Australians have now installed more than two million small-scale renewable energy systems, mainly comprised of roof-top solar photovoltaic. Aiming for a Renewable Energy Target of 20% and making renewable energy more affordable for Australians, the installed systems produce approximately 6882 GWh of electricity annually, enough to power more than one million Australian homes. Meanwhile, the Solar Energy Research Institute of Singapore (SERIS) has embarked on an ambitious solar power project spanning three countries, to test the power generation of solar panels in Singapore’s tropical climate, in a temperate zone in Japan and under Australian desert conditions. Read more
Australia hits 2 million solar
By a staff reporter in Climate Spectator (9 January 2014):
Australians have now installed more than two million small-scale renewable energy systems, the Clean Energy Regulator has confirmed. This was composed of 1,161,245 solar photovoltaic systems, 669,281 solar hot water units and 173,101 heat pump water heaters as well as a small number of micro hydro and small wind turbines.
The regulator said that small-scale systems, assisted by falling system costs and coupled with financial incentives derived from the Renewable Energy Target, had become “more and more affordable” for everyday Australians
“This comes only eight months after reaching one million rooftop solar photovoltaic installations, providing a strong indication that investment in small-scale renewable energy continues to flourish in Australia,” the regulator said.

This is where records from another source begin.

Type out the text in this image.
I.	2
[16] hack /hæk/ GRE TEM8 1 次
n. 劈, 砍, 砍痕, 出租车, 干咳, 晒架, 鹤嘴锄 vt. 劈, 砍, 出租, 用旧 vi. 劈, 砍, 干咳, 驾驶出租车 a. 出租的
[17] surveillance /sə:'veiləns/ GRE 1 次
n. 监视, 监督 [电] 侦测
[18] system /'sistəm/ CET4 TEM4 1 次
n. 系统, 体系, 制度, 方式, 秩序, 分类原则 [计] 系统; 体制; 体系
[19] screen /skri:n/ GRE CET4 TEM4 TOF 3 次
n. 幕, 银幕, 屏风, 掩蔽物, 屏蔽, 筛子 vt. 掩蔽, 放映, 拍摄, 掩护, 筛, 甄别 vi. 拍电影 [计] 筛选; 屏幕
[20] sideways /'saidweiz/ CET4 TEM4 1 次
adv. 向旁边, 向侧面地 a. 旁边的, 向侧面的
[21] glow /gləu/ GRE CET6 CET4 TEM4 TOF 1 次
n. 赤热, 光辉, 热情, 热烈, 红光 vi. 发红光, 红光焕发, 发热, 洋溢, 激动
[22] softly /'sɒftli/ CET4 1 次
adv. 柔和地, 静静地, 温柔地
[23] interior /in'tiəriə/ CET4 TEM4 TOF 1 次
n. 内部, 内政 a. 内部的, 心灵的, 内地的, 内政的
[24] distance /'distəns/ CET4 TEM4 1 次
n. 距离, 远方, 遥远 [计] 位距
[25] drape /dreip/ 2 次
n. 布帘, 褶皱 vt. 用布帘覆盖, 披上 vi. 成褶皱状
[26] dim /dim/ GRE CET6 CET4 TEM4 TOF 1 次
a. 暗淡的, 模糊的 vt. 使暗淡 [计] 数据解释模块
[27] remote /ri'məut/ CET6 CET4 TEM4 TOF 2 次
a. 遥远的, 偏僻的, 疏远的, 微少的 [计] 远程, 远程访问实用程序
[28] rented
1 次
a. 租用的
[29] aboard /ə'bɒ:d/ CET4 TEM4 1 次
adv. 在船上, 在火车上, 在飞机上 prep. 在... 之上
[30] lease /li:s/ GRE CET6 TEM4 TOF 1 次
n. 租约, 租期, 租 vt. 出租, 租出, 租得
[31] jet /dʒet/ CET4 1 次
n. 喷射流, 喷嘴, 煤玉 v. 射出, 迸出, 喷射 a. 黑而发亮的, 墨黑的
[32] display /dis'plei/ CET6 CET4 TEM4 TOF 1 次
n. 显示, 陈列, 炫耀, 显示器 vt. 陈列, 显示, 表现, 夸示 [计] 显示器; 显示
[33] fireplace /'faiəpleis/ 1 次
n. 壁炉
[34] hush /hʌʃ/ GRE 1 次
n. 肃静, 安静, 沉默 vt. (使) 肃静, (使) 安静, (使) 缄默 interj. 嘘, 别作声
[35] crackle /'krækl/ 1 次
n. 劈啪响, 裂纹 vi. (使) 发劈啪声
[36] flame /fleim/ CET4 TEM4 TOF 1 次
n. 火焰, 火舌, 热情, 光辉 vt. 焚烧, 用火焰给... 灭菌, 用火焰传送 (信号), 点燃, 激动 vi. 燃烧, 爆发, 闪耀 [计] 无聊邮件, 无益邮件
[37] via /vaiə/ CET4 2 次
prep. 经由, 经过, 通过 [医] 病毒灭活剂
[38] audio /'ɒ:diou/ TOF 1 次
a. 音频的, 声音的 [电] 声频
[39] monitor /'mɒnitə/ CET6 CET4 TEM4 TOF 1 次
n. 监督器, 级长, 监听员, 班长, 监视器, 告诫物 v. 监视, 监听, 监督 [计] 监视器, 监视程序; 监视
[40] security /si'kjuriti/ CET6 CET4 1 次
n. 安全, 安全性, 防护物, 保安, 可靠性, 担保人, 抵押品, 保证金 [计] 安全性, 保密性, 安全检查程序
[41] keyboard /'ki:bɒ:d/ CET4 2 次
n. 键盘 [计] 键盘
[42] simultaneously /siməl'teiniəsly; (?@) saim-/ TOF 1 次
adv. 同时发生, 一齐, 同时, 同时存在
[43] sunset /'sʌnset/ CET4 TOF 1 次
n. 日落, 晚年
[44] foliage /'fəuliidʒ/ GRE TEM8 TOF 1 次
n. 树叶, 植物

The regulator estimates the two million small-scale installations have a capacity to generate or displace approximately 6882 gigawatt hours of electricity annually, with 4182 gigawatt hours generated from small-scale solar, wind and hydro installations and a further 2700 gigawatt hours displaced by solar hot water systems and air source heat pumps.
This equates to the amount of electricity required to power approximately 1.04 million Australian homes for a year, the CER said, enough to power all Perth, Hobart, Darwin and Canberra households combined.
S’pore part of 3-nation solar panel project; Power generation study may lead to systems suited for varying climates
Feng Zengkun, Environment Correspondent, Straits Times (29 December 2013):
SINGAPORE has embarked on an ambitious solar power project spanning three countries.
The aim is to test the power generation of solar panels in Singapore’s tropical climate, in a temperate zone in Japan and under Australian desert conditions.
Led by the Solar Energy Research Institute of Singapore (Seris) at the National University of Singapore, the project, which will take place in each of the countries simultaneously, will last until 2016 at least.
The findings will help researchers develop better models to predict the output of solar panels in different conditions such as varying temperatures and amount of sunlight.
Developers can then optimise solar power systems for different climate zones to enhance their performance over the systems’ lifespan, said Seris deputy chief executive Thomas Reindl. This will also reduce the price that the electricity generated has to be sold at to recoup costs, he explained.
In the past, solar panels had been mostly installed in moderate climates. That meant that standards to measure output and quality were also developed in those climates.
“In harsher climate zones such as the tropics with constant high temperatures and high humidity, the existing standard tests may not be sufficient,” the National Climate Change Secretariat and National Research Foundation (NRF) said in 2011.
Seris is partnering the Australian National University, the National Institute of Advanced Industrial Science and Technology in Japan, solar module manufacturers, certifying bodies and other organisations for its project, called TruePower Alliance.
The first outdoor tests are expected to start early next year.
The research also involves monitoring the solar panel systems’ long-term performance, including the impact of dust accumulation and sand.
Solar panel systems are expected to last 25 to 30 years with next to no degradation.
The project is funded by the Energy Innovation Research Programme. The researchers were among five teams that won $12 million in grants in total from the Government earlier this year in a grant call for energy innovations.